Cheerful Hobbist said...

A brief-ish post, since I've been online for too long now - I agree with a great deal of this, particularly some of the intrinsic rewards (both in terms of enjoyment and in terms of the revision or challenge to one's own, limited views) that the study of the history of political thought provides. There may be some important extrinsic reasons too - and Josh begins to get at these in his remarks that political philosophy is historical (against this, I am now especially curious to read Don's blog on ahistorical methods). I can't go much farther than Josh did, but I do want to push this point: that everything--our concepts, our languages, our terms, our social practices--are historical *all the way down.* I think if we accept this, and think through its implications, the study of past political philosophy becomes necessary for the correct appraisal of our present arguments, not just (as I've suggested before) for clarifying debates that are semantic or anachronistic (e.g. two different uses of the concept "right" that then occasions a later debate), but to fully apprehend the intellectual-historical world which we inhabit, as ambivalent heirs.

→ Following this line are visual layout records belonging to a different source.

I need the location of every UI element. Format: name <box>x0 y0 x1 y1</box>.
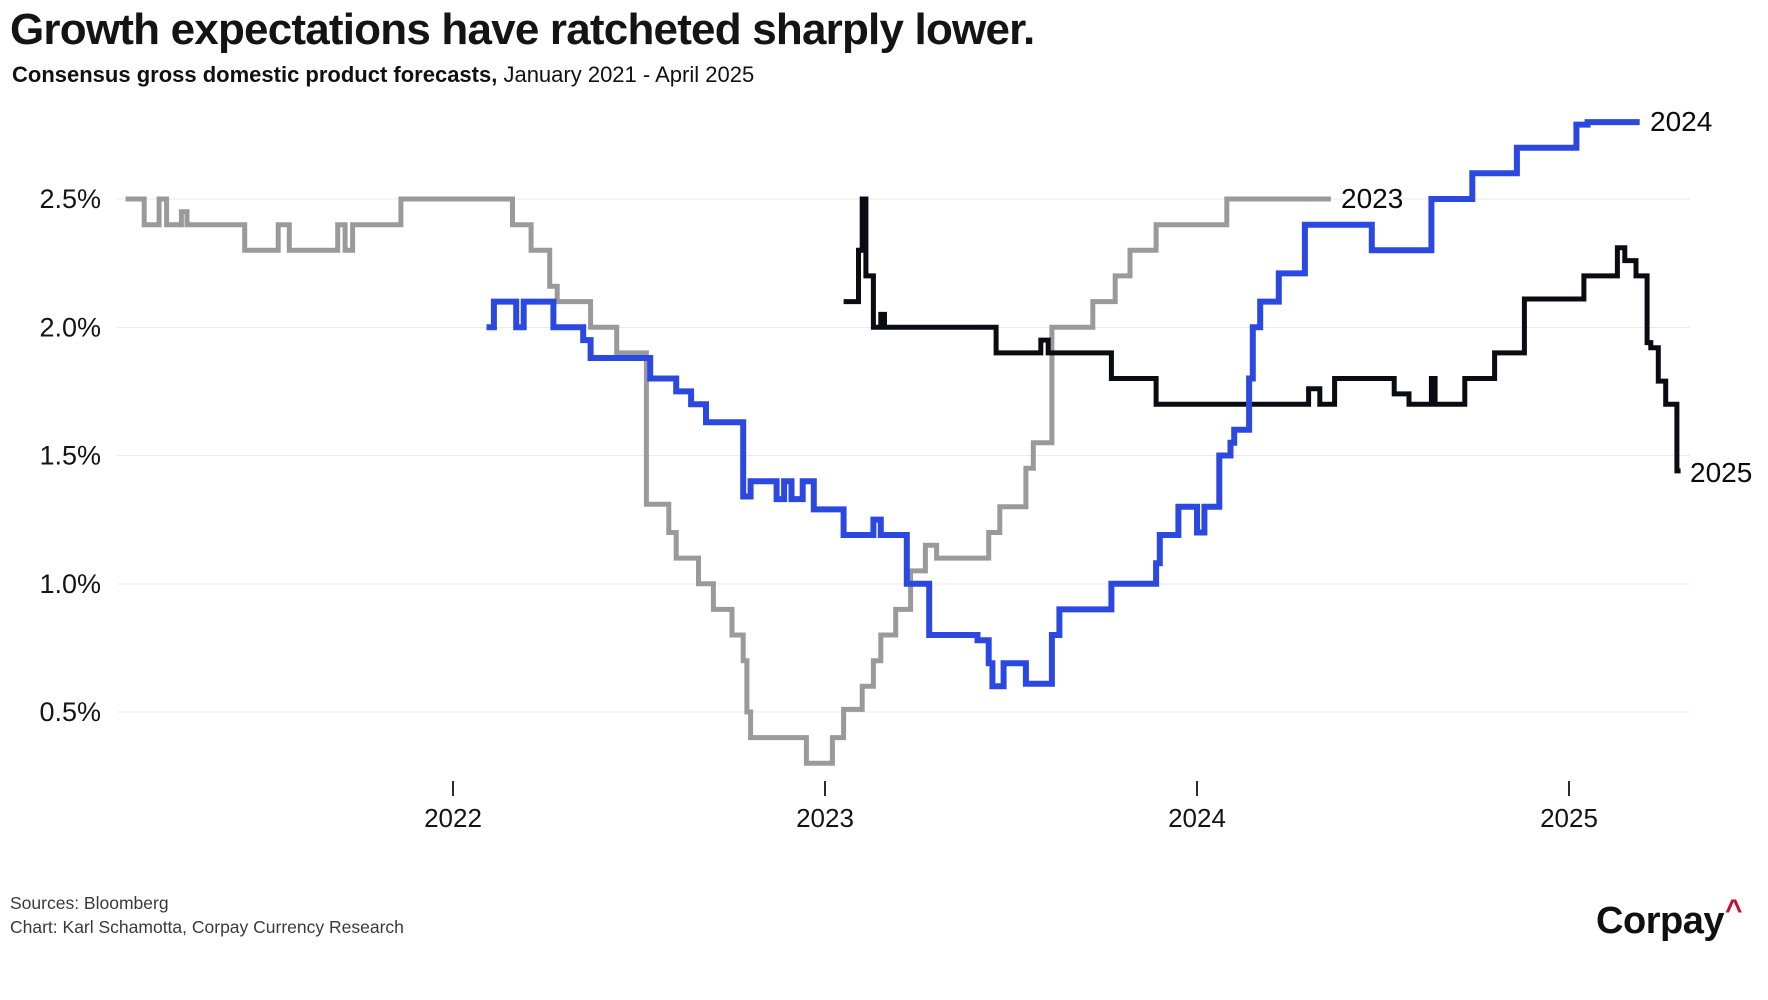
corpay-logo-text: Corpay <box>1596 900 1724 942</box>
x-axis-label: 2025 <box>1540 803 1598 833</box>
x-axis-label: 2022 <box>424 803 482 833</box>
series-path-2023 <box>125 196 1331 766</box>
sources-line: Sources: Bloomberg <box>10 893 169 913</box>
chart-subtitle-dates: January 2021 - April 2025 <box>497 62 755 87</box>
corpay-logo: Corpay^ <box>1596 894 1742 943</box>
series-path-2024 <box>486 119 1640 690</box>
corpay-caret-icon: ^ <box>1724 894 1743 927</box>
chart-subtitle-bold: Consensus gross domestic product forecas… <box>12 62 498 87</box>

I wish I could go further in articulating what I'm getting at here, but I'm thinking of the contributions of, say, Wittgenstein (later) and Charles Taylor to my understanding of philosophy (and the criticism of analytic philosophy when it relies on ahistorical concepts). To feel at home in--to really inhabit--the language game of political philosophy (a language game with great consequences, oftentimes) it feels necessary to know how the previous moves have been played (and hence, both how they were understood by their participants *and* the subsequent use and misuse of them). But, this should all be obvious, I suppose, if we have an interpretive and reflective concept of human agency, especially intellectual agency, and don't imagine that positivist methodologies of science will (or, at least, will any time soon) deliver us a good alternative to that hermeneutic task.

Sean said...

Various debates in contemporary political philosophy strike me as conductible without much knowledge of their historical antecedents. Tell me if this is a counterexample to your claim that "everything... is historical all the way down": Nozick elaborates an entitlement theory of justice and makes some claims on its behalf, and then others, exercising greater acuity and analytical rigor, show that it has undesirable consequences that Nozick did not consider (e.g., mothers have property rights in their children [Okin 1989]) or desirable consequences that he denied, such as the compatibility of equality of resources with the right of self-ownership [Cohen 1995]). My ahistoricism amounts to this: given sufficient command of the English language and sufficient cognitive abilities, one can assess the validity of [much of] Cohen's and Okin's criticisms of Nozick by reading Nozick, Cohen, and Okin's respective works and one need not read, for example, Locke or others who have written on property rights. (I insert the qualifying 'much of' in brackets because one wouldn't understand the sections in which Cohen assesses Tully's interpretation of Locke, for example.)

Obviously I think one interested in property rights should read Locke, for various reasons, but I am doubtful that one of those reasons is that "everything is historical all the way down". On which points (if any) do we disagree, CH?